Approach 1: raw SQL with the foreign tables

Datalog runs on the local store. To pull data from the remote store, write a SQL view that wraps the foreign datoms:

CREATE OR REPLACE VIEW tenant_a_open_issue_titles AS
SELECT
  d.e AS entid,
  d.v AS title
FROM tenant_a.datoms_text_new d
WHERE d.a = (SELECT entid FROM tenant_a.schema WHERE ident = ':issue/title')
  AND d.added = true
  AND EXISTS (
    SELECT 1 FROM tenant_a.datoms_keyword_new s
    WHERE s.e = d.e
      AND s.a = (SELECT entid FROM tenant_a.schema WHERE ident = ':issue/status')
      AND s.added = true
      AND s.v = ':status/open'
  );

SELECT * FROM tenant_a_open_issue_titles ORDER BY title;

This pushes filtering down to the remote server (postgres_fdw is good at this — verify with EXPLAIN). The local Datalog never touches the remote; the remote results materialize as ordinary rows.

Approach 2: union local + remote in one Datalog query

If the local store has its own :issue/title attribute and you want both sets in one Datalog answer, materialize the remote as a side table the local pg_mentat can see:

-- Materialized cache of remote data (refresh on a cron).
CREATE MATERIALIZED VIEW remote_open_issues AS
SELECT entid, title FROM tenant_a_open_issue_titles;

CREATE INDEX ON remote_open_issues(title);

-- Periodic refresh.
REFRESH MATERIALIZED VIEW CONCURRENTLY remote_open_issues;

Then, inside Datalog you can use raw SQL via (ground ...) collection:

(d/q '[:find ?title
       :where
         [(ground ["t-a-1" "t-a-2" "t-a-3"]) [?title ...]]   ;; ← values from the SQL side
         ;; ... mix with local datoms here ...
       ]
     db)

Or — preferable — issue a SQL UNION at the top:

SELECT title FROM remote_open_issues
UNION
SELECT (mentat.q('[:find ?title :where [?e :issue/title ?title]
                                       [?e :issue/status :status/open]]')
        ->'results') AS title;

Approach 3: Datalog :in clause + foreign data

The cleanest pattern. Run the Datalog query locally; pass remote data in via :in:

WITH remote AS (
  SELECT entid AS r_eid, title AS r_title
  FROM tenant_a_open_issue_titles
)
SELECT mentat.q(
  '[:find ?title ?local-status
    :in $ [[?title ...]]
    :where
      [?e :issue/title ?title]
      [?e :issue/status ?local-status]]',
  jsonb_build_object('?title', (SELECT jsonb_agg(r_title) FROM remote))
) AS result;

The [[?title ...]] collection binding lets the Datalog query restrict its search to titles that exist on the remote; the FDW push-down eliminates remote rows we don't need; and the join happens inside the local Datalog.
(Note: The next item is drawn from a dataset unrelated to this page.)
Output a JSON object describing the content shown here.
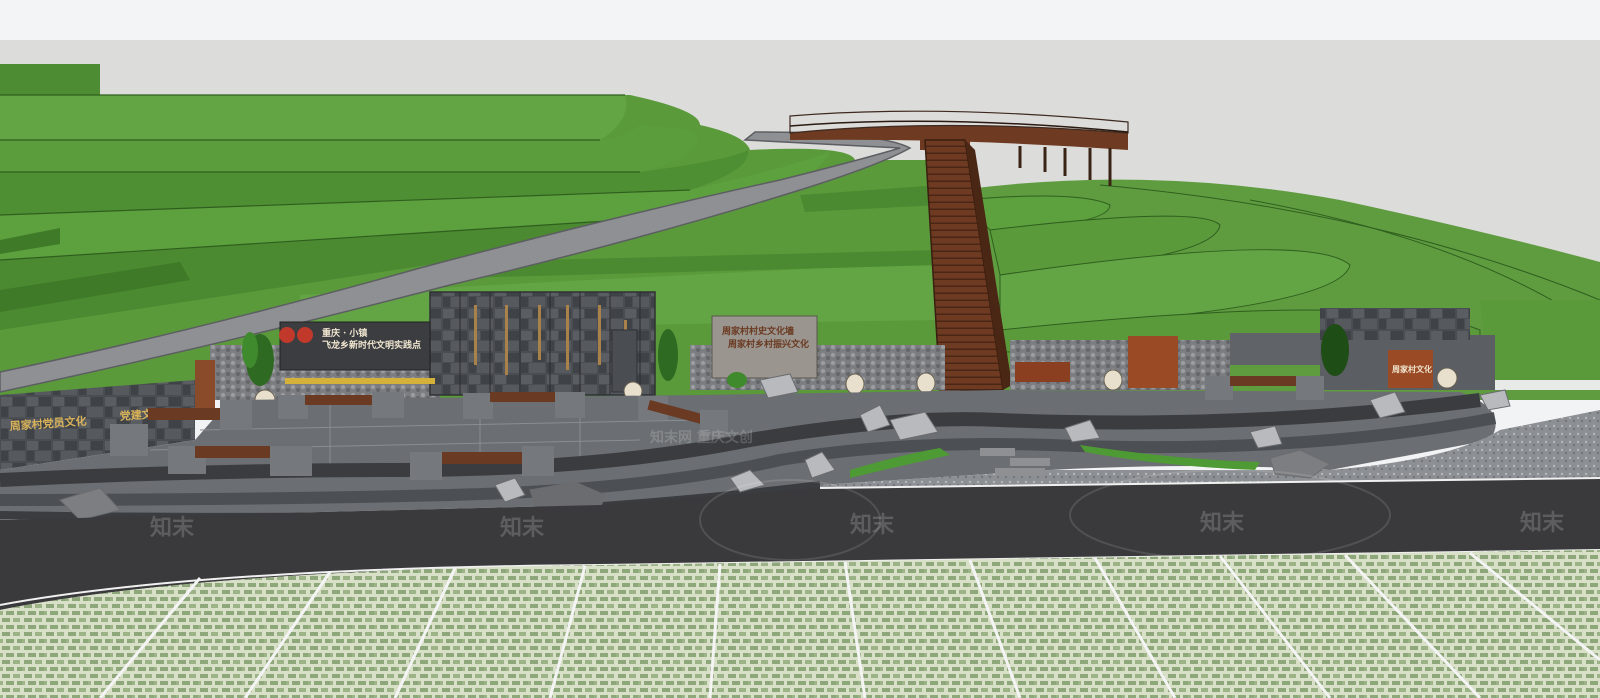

Multi-tenant pattern: many remotes, one query

-- Repeat IMPORT FOREIGN SCHEMA for tenant_b, tenant_c, ...
CREATE SCHEMA tenant_b;
IMPORT FOREIGN SCHEMA mentat LIMIT TO (...) FROM SERVER tenant_b_srv INTO tenant_b;

CREATE OR REPLACE VIEW all_open_issues AS
SELECT 'a' AS tenant, * FROM tenant_a_open_issue_titles
UNION ALL
SELECT 'b' AS tenant, * FROM tenant_b_open_issue_titles
UNION ALL
SELECT 'c' AS tenant, entid, title FROM (... tenant_c view ...) v;

Each tenant's portion runs in parallel (postgres_fdw uses async remote execution since PG14). Datalog on the central side joins the union to local data.

Performance notes

  • Use FDW pushdown. Always start with EXPLAIN VERBOSE and look for Foreign Scan with Remote SQL. Joins, sorts, aggregates, and WHERE-clauses pushdown when types match exactly.

  • Pin use_remote_estimate = true on the foreign server for any query the planner gets wrong:

    ALTER SERVER tenant_a_srv OPTIONS (SET use_remote_estimate 'true');
    
  • Network is always the bottleneck. 1 ms of round-trip × N rows pulled is the floor. Pull aggregates, not rows, when you can.
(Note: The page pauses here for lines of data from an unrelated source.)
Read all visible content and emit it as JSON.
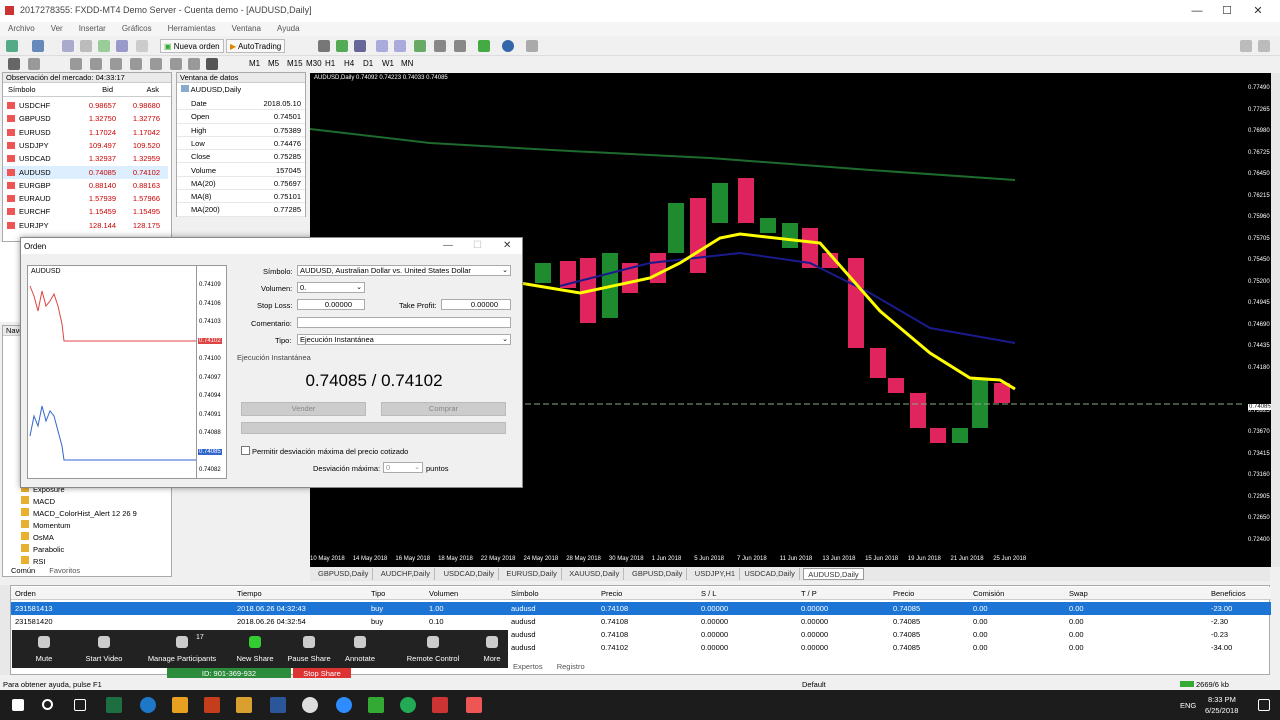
{
  "window": {
    "title": "2017278355: FXDD-MT4 Demo Server - Cuenta demo - [AUDUSD,Daily]"
  },
  "menu": [
    "Archivo",
    "Ver",
    "Insertar",
    "Gráficos",
    "Herramientas",
    "Ventana",
    "Ayuda"
  ],
  "toolbar": {
    "new_order": "Nueva orden",
    "autotrading": "AutoTrading",
    "periods": [
      "M1",
      "M5",
      "M15",
      "M30",
      "H1",
      "H4",
      "D1",
      "W1",
      "MN"
    ]
  },
  "market_watch": {
    "title": "Observación del mercado: 04:33:17",
    "cols": [
      "Símbolo",
      "Bid",
      "Ask"
    ],
    "rows": [
      [
        "USDCHF",
        "0.98657",
        "0.98680"
      ],
      [
        "GBPUSD",
        "1.32750",
        "1.32776"
      ],
      [
        "EURUSD",
        "1.17024",
        "1.17042"
      ],
      [
        "USDJPY",
        "109.497",
        "109.520"
      ],
      [
        "USDCAD",
        "1.32937",
        "1.32959"
      ],
      [
        "AUDUSD",
        "0.74085",
        "0.74102"
      ],
      [
        "EURGBP",
        "0.88140",
        "0.88163"
      ],
      [
        "EURAUD",
        "1.57939",
        "1.57966"
      ],
      [
        "EURCHF",
        "1.15459",
        "1.15495"
      ],
      [
        "EURJPY",
        "128.144",
        "128.175"
      ]
    ]
  },
  "data_window": {
    "title": "Ventana de datos",
    "symbol": "AUDUSD,Daily",
    "rows": [
      [
        "Date",
        "2018.05.10"
      ],
      [
        "Open",
        "0.74501"
      ],
      [
        "High",
        "0.75389"
      ],
      [
        "Low",
        "0.74476"
      ],
      [
        "Close",
        "0.75285"
      ],
      [
        "Volume",
        "157045"
      ],
      [
        "MA(20)",
        "0.75697"
      ],
      [
        "MA(8)",
        "0.75101"
      ],
      [
        "MA(200)",
        "0.77285"
      ]
    ]
  },
  "navigator": {
    "title": "Naveg",
    "items": [
      "Exposure",
      "MACD",
      "MACD_ColorHist_Alert  12 26 9",
      "Momentum",
      "OsMA",
      "Parabolic",
      "RSI"
    ],
    "tabs": [
      "Común",
      "Favoritos"
    ]
  },
  "chart": {
    "title": "AUDUSD,Daily  0.74092 0.74223 0.74033 0.74085",
    "price_axis": [
      "0.77490",
      "0.77265",
      "0.76980",
      "0.76725",
      "0.76450",
      "0.76215",
      "0.75960",
      "0.75705",
      "0.75450",
      "0.75200",
      "0.74945",
      "0.74690",
      "0.74435",
      "0.74180",
      "0.74085",
      "0.73925",
      "0.73670",
      "0.73415",
      "0.73160",
      "0.72905",
      "0.72650",
      "0.72400"
    ],
    "date_axis": [
      "10 May 2018",
      "14 May 2018",
      "16 May 2018",
      "18 May 2018",
      "22 May 2018",
      "24 May 2018",
      "28 May 2018",
      "30 May 2018",
      "1 Jun 2018",
      "5 Jun 2018",
      "7 Jun 2018",
      "11 Jun 2018",
      "13 Jun 2018",
      "15 Jun 2018",
      "19 Jun 2018",
      "21 Jun 2018",
      "25 Jun 2018"
    ],
    "current_price": "0.74085",
    "colors": {
      "bull": "#1e8b2e",
      "bear": "#e0245e",
      "ma_fast": "#ffff00",
      "ma_mid": "#1a1a8c",
      "ma_slow": "#1e6b2e"
    }
  },
  "chart_tabs": [
    "GBPUSD,Daily",
    "AUDCHF,Daily",
    "USDCAD,Daily",
    "EURUSD,Daily",
    "XAUUSD,Daily",
    "GBPUSD,Daily",
    "USDJPY,H1",
    "USDCAD,Daily",
    "AUDUSD,Daily"
  ],
  "order_dialog": {
    "title": "Orden",
    "chart_symbol": "AUDUSD",
    "chart_prices": [
      "0.74109",
      "0.74106",
      "0.74103",
      "0.74102",
      "0.74100",
      "0.74097",
      "0.74094",
      "0.74091",
      "0.74088",
      "0.74085",
      "0.74082"
    ],
    "symbol_label": "Símbolo:",
    "symbol_value": "AUDUSD, Australian Dollar vs. United States Dollar",
    "volume_label": "Volumen:",
    "volume_value": "0.",
    "sl_label": "Stop Loss:",
    "sl_value": "0.00000",
    "tp_label": "Take Profit:",
    "tp_value": "0.00000",
    "comment_label": "Comentario:",
    "type_label": "Tipo:",
    "type_value": "Ejecución Instantánea",
    "section": "Ejecución Instantánea",
    "price": "0.74085 / 0.74102",
    "sell": "Vender",
    "buy": "Comprar",
    "deviation_check": "Permitir desviación máxima del precio cotizado",
    "deviation_label": "Desviación máxima:",
    "deviation_value": "0",
    "deviation_unit": "puntos"
  },
  "terminal": {
    "cols": [
      "Orden",
      "Tiempo",
      "Tipo",
      "Volumen",
      "Símbolo",
      "Precio",
      "S / L",
      "T / P",
      "Precio",
      "Comisión",
      "Swap",
      "Beneficios"
    ],
    "rows": [
      [
        "231581413",
        "2018.06.26 04:32:43",
        "buy",
        "1.00",
        "audusd",
        "0.74108",
        "0.00000",
        "0.00000",
        "0.74085",
        "0.00",
        "0.00",
        "-23.00"
      ],
      [
        "231581420",
        "2018.06.26 04:32:54",
        "buy",
        "0.10",
        "audusd",
        "0.74108",
        "0.00000",
        "0.00000",
        "0.74085",
        "0.00",
        "0.00",
        "-2.30"
      ],
      [
        "",
        "",
        "",
        "0.10",
        "audusd",
        "0.74108",
        "0.00000",
        "0.00000",
        "0.74085",
        "0.00",
        "0.00",
        "-0.23"
      ],
      [
        "",
        "",
        "",
        "",
        "audusd",
        "0.74102",
        "0.00000",
        "0.00000",
        "0.74085",
        "0.00",
        "0.00",
        "-34.00"
      ]
    ],
    "tabs": [
      "Expertos",
      "Registro"
    ]
  },
  "zoom": {
    "participants": "17",
    "buttons": [
      "Mute",
      "Start Video",
      "Manage Participants",
      "New Share",
      "Pause Share",
      "Annotate",
      "Remote Control",
      "More"
    ],
    "id": "ID: 901-369-932",
    "stop": "Stop Share"
  },
  "status": {
    "help": "Para obtener ayuda, pulse F1",
    "profile": "Default",
    "net": "2669/6 kb"
  },
  "taskbar": {
    "lang": "ENG",
    "time": "8:33 PM",
    "date": "6/25/2018"
  }
}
  • Foreign tables are not indexable from the local side. Do index work on the remote.

  • Read-only by default. pg_mentat's transact path doesn't cross FDW boundaries; mentat.t only writes locally. If you need to write to a remote pg_mentat, send the EDN over via plain SQL (SELECT mentat.t(...) ON tenant_a_srv is not possible — you need a separate connection).

Errors

ErrorCauseFix
permission denied for foreign serverUser mapping missing or pg_hba.conf rejects.Add user mapping; check pg_hba.conf on remote.
relation "mentat.foo" does not existWrong schema name in IMPORT FOREIGN SCHEMA.Check remote pg_mentat installed; schema is mentat.
Slow planning, hash joins on huge remote tablesuse_remote_estimate = false (default).Set to true; ANALYZE foreign tables.